Two Wesleyan alumni, separated by a decade, crossed paths recently in a most unusual way.
Robert Gillette ’59 was riveted by the snippet of conversation his daughter-in-law overheard and recounted. It had been between a guest at the Hyde Farmlands Bed and Breakfast in Burkeville, Va., and a young waitress:
“What are those log buildings all in a row in the back yard?” asked the guest.
“Those are the Jew huts. There were these people called Jews who lived there,” the waitress replied.
As Gillette writes in the introduction to The Virginia Plan: William B. Thalhimer and a Rescue From Nazi Germany (The History Press, 2011) his reaction was immediate. “’Jew huts’ on a Virginia farm? ‘People called Jews’?’”
“Four years later,” he writes, “I now know what that waitress was talking about…. The story is a veritable saga that began in the tumultuous years of the 1930s. It is the true story of the rescue of 21 Jewish adolescents from Nazi Germany through the efforts spearheaded by William B. Thalhimer of Richmond, Va. My questions, like incessant mayflies swarming on a Virginia field, multiplied. Who were these adolescents? What were their lives like in Germany during the rise of Hitler? How did they escape? … And above all, who was this William Thalhimer, and what drove him to help the refugees?”
Gillette answers all those questions and more in this well-crafted, thoroughly researched history of an almost unknown aspect of World War II history: Virginia department store owner William Thalhimer and German social psychologist Dr. Curt Bondy, through steadfast and determined efforts, provided refuge for a number of young Jewish students living in Nazi Germany. The students, trained in agricultural science at the Gross Breesen school, headed by Bondy, studied and worked with hope that these new skills would allow them to be granted visas. In America, Thalhimer prepared their future community, collaborating with Bondy despite the ocean and cultures between them.
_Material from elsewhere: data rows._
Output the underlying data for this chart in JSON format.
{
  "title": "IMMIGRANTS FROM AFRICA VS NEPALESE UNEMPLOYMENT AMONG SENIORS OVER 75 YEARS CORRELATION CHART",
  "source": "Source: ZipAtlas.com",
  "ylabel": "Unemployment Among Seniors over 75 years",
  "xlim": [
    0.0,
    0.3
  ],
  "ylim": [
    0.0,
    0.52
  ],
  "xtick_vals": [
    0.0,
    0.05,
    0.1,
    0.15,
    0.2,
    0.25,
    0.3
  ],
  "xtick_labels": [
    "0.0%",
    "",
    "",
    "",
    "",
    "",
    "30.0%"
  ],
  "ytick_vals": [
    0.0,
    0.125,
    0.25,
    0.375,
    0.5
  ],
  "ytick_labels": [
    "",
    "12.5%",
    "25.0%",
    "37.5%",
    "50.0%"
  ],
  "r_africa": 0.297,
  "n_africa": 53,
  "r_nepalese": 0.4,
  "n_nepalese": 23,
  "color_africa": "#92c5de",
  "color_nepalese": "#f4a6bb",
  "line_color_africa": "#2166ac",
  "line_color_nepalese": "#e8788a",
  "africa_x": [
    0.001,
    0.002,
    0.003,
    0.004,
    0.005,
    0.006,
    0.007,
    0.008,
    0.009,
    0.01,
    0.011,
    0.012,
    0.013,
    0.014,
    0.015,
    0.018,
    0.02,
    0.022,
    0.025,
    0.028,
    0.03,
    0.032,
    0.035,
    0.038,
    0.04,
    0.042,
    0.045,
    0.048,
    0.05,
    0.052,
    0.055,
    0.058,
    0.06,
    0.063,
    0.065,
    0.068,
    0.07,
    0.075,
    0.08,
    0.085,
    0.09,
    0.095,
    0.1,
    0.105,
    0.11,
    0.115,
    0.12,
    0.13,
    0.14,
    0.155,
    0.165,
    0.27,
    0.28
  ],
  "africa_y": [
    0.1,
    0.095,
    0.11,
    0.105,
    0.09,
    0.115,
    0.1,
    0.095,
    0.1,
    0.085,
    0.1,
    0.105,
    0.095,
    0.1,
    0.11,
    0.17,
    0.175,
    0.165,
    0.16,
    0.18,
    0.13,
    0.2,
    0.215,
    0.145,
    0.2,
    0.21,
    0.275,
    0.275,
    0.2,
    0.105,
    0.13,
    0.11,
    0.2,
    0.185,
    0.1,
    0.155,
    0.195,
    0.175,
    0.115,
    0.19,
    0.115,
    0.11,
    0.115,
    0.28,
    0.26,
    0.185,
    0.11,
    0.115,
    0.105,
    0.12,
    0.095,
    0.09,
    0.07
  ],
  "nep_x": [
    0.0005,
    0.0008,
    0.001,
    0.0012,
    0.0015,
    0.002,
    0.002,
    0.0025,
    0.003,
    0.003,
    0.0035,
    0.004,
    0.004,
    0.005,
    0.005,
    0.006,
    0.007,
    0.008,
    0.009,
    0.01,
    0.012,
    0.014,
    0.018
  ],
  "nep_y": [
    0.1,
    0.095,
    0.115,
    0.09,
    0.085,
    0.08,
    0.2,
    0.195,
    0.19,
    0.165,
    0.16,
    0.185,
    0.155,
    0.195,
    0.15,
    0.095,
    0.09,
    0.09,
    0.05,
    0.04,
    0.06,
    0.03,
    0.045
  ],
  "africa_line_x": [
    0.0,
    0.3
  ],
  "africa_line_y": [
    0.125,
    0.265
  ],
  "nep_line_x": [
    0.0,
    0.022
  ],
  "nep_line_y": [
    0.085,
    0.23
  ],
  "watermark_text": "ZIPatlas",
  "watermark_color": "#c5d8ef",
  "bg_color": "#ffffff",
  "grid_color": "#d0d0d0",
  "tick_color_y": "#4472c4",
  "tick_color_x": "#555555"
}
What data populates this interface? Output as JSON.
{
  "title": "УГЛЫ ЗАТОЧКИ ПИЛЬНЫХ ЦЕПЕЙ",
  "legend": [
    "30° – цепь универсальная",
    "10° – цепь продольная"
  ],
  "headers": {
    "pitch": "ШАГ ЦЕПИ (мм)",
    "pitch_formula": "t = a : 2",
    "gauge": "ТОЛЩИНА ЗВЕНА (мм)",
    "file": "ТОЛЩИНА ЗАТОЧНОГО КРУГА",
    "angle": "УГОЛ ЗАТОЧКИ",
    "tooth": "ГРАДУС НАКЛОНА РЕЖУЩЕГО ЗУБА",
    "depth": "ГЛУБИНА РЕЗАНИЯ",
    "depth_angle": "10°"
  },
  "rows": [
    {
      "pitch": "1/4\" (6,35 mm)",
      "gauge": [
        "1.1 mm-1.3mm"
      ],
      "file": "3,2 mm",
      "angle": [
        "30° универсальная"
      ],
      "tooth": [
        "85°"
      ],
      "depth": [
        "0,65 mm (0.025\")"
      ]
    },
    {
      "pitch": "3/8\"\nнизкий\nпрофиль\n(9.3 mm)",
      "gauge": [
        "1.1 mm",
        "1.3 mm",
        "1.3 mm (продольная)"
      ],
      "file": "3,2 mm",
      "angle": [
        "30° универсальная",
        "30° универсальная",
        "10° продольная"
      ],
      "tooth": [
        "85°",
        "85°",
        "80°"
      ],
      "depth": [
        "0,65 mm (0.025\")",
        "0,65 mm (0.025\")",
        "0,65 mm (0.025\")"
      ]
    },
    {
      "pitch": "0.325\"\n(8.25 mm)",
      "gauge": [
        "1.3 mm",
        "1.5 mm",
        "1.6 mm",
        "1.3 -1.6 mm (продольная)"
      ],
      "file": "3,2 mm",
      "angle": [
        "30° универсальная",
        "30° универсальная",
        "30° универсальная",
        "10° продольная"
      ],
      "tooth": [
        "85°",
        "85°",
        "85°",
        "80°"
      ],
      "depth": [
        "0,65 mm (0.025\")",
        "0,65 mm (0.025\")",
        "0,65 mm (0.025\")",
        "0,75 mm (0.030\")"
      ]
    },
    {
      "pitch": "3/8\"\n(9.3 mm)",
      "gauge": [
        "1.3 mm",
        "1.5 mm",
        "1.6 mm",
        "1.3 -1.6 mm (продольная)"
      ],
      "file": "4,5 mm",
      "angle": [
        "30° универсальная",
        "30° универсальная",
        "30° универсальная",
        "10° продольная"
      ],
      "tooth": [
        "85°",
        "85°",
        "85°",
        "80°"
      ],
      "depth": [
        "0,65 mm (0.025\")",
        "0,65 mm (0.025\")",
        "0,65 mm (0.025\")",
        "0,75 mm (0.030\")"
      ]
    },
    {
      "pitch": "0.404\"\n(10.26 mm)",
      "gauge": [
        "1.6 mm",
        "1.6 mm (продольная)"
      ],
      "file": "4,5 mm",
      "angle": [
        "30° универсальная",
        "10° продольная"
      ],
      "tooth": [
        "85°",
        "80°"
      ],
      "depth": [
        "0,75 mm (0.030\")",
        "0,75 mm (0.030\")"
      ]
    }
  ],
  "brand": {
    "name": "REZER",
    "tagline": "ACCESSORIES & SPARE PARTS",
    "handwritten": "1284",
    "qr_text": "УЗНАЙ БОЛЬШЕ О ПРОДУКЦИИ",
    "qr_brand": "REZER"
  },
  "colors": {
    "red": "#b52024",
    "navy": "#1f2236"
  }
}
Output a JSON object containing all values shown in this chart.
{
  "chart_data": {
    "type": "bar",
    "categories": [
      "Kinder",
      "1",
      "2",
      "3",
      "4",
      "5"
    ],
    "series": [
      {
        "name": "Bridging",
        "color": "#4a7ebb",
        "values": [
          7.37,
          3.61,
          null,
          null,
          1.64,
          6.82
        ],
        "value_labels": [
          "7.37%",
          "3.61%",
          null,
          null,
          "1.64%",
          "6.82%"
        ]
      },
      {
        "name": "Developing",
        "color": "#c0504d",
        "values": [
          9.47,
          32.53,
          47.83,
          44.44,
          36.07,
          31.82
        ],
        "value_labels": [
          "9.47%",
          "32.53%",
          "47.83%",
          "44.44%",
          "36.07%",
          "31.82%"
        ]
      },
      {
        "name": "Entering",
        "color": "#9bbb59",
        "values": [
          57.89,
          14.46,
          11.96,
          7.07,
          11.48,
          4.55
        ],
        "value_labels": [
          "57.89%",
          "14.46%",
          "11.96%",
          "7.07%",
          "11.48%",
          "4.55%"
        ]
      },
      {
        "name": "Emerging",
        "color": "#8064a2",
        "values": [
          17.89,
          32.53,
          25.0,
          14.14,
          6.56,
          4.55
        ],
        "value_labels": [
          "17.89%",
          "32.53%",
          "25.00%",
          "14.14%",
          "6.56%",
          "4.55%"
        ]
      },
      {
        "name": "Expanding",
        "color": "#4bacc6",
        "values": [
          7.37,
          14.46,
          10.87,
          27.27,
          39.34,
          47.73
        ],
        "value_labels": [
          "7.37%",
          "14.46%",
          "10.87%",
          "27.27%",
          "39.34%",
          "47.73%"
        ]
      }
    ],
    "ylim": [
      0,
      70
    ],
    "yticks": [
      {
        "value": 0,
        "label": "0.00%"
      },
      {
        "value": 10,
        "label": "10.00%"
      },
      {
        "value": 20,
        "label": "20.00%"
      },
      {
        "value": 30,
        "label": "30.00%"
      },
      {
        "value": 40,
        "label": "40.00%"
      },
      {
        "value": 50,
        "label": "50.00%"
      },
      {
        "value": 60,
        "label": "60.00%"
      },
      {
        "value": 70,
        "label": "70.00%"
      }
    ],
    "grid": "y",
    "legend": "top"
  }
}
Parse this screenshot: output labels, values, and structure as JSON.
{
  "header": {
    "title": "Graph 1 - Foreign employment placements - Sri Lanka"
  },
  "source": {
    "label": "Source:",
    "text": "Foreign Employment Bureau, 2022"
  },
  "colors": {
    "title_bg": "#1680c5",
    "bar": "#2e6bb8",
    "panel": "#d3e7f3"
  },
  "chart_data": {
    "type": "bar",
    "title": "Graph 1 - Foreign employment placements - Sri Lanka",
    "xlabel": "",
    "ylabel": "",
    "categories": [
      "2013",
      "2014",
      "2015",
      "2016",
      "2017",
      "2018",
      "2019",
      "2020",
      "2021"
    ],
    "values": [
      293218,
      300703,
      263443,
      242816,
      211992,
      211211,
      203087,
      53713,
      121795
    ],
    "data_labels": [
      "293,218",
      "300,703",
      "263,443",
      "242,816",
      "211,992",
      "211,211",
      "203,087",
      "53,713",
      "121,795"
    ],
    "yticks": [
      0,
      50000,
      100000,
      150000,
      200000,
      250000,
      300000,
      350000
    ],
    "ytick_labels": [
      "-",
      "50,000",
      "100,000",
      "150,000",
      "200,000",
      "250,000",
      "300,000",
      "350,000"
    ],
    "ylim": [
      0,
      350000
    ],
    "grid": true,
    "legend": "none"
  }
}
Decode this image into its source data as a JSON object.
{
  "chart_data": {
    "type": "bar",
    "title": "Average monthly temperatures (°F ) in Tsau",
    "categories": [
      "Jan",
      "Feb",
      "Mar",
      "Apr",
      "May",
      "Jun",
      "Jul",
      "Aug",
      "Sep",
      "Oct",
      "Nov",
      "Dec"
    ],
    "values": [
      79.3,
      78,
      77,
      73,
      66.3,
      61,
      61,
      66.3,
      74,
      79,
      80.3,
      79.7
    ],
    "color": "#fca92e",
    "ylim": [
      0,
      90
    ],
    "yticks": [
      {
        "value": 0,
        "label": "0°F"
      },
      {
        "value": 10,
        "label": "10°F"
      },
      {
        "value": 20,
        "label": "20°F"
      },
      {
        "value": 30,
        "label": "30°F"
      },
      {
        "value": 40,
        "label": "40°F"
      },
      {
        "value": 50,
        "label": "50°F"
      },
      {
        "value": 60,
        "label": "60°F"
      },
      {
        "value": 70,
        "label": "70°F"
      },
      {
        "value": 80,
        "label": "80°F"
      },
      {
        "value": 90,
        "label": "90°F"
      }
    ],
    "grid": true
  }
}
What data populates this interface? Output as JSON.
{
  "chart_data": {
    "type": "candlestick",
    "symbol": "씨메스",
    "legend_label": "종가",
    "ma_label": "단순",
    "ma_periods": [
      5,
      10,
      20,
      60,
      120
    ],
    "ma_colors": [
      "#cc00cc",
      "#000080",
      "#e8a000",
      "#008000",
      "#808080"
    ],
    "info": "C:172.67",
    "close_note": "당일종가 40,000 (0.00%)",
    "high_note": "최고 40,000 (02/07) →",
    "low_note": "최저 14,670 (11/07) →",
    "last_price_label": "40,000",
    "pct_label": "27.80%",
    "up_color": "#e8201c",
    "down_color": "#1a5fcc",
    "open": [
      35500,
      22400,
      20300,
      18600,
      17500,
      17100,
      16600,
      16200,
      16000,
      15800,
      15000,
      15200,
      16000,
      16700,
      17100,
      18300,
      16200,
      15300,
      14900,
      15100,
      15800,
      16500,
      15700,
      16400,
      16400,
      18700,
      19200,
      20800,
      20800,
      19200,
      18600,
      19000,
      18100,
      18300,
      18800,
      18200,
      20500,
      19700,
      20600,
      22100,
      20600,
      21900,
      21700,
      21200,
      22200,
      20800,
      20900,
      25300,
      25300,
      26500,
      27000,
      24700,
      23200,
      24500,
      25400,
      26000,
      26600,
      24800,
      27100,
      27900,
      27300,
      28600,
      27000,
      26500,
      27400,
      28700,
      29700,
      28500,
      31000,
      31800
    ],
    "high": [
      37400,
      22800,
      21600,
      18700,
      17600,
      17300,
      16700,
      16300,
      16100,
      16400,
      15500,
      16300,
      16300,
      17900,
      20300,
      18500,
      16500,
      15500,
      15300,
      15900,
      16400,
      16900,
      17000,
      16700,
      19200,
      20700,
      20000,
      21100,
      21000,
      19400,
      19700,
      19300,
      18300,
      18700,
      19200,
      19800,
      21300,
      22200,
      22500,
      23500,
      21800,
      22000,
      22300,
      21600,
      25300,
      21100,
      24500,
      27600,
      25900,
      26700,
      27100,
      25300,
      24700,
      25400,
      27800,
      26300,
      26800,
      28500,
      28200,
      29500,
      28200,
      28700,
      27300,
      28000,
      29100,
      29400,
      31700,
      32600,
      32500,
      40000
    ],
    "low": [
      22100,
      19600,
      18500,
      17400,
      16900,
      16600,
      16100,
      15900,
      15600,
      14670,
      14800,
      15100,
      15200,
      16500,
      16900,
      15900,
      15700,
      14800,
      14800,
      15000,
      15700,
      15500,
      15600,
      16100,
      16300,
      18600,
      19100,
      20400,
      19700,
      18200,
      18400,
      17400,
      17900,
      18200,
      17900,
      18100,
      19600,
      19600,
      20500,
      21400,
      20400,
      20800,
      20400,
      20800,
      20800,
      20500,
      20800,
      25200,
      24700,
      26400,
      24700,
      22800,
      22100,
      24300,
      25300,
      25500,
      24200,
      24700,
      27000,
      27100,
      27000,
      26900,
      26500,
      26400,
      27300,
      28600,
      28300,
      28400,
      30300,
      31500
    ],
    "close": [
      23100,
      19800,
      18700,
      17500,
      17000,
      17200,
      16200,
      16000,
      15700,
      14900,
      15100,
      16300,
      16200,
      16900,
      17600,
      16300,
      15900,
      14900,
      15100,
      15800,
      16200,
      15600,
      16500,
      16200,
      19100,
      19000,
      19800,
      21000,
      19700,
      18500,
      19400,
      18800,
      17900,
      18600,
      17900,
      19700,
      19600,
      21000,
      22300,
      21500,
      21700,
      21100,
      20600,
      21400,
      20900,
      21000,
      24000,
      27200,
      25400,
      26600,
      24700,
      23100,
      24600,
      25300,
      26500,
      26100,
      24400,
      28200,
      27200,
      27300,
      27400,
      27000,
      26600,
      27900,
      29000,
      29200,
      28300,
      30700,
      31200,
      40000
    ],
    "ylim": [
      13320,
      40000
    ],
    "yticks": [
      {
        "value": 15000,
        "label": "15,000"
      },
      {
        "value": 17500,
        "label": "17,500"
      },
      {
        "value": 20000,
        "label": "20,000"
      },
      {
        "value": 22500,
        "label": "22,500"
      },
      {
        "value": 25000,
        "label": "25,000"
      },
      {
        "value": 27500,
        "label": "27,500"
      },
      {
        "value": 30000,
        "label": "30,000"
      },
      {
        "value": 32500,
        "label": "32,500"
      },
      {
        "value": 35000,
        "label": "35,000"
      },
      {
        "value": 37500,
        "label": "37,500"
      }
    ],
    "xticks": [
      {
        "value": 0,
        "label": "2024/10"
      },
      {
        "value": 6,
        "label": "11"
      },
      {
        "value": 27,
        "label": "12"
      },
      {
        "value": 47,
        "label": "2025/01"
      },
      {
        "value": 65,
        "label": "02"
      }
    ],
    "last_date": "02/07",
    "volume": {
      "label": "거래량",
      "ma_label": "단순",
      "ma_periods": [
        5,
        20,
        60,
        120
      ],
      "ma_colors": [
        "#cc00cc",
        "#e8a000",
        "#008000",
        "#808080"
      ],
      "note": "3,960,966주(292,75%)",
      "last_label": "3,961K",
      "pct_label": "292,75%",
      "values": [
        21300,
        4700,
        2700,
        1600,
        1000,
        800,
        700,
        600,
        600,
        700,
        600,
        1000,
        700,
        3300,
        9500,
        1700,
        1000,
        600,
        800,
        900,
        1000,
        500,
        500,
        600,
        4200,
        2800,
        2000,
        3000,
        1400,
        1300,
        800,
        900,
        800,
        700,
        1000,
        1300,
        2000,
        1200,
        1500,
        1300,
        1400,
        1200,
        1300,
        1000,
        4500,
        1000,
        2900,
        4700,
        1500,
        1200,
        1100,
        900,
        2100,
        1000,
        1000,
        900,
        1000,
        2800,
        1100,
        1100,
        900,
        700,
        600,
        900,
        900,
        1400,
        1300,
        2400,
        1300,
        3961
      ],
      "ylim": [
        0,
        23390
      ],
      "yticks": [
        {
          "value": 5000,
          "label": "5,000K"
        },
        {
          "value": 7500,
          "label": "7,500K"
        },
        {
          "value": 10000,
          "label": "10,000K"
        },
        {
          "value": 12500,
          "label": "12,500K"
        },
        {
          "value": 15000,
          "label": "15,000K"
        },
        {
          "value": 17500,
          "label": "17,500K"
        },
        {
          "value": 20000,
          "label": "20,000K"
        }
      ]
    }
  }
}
It was during his painstaking research that Gillette made a personally heartwarming discovery: one of these students was Werner “Tom” Angress ’49, a fellow Wesleyan alumnus, who plays an enormous role in the book. Angress, who lived for several years at Hyde Farms, then served in the U.S. Army in Europe. His letters to Bondy detailed burying the dead prisoners who had been held in a concentration camp near his hometown. Angress returned to the United States and, on the G.I. Bill, attended Wesleyan, graduating Phi Beta Kappa and becoming a history professor and writer. His daughter, Nadine, also attended Wesleyan, graduating in 1990
Sadly, Angress died not long before Gillette’s book was finished. “I wish he could have read it before he died,” said Gillette. “He was very proud of his Wesleyan days and we chatted about some of the professors we had experienced and admired
“They never forgot Curt Bondy’s influence and lifelong dedication to their welfare,” writes Gillette of the Gross Breeseners, in conclusion. “They never forgot those who gave their lives for their safety and rescue. They never forgot how William B. Thalhimer fought for their immigration and saved their lives by bringing them to Hyde Farmlands in Burkeville, Va.”
Gillette notes that the book continues to receive attention. The Virginia Plan has been nominated for the 15th Annual Library of Virginia Literary Awards in the non-fiction category. It has been selected for the Festival of the Book (Virginia Humanities Commission) held at the University of Virginia in March, as well as for Lynchburg Reads 2012. Additionally, the Museum of Jewish Heritage in New York will feature the story and the book in their exhibit this year that will deal with “Americans Who Saved.”
Gillette’s study of this era continues. He is currently reading Nazi Conquest through German Culture, written by Ralph F. Bischoff ’29, and published by Harvard University Press in 1942. “This publication was made possible by a grant from Wesleyan University Research Funds,” Bischoff wrote in his preface. At the time of Angress’s application to Wesleyan, Bischoff was assistant professor of government and dean of admissions. “One can only imagine the content of the conversation between Tom Angress and Bischoff during the admission interview,” says Gillette. “Bischoff spoke German and had done research in Germany as late as 1938.”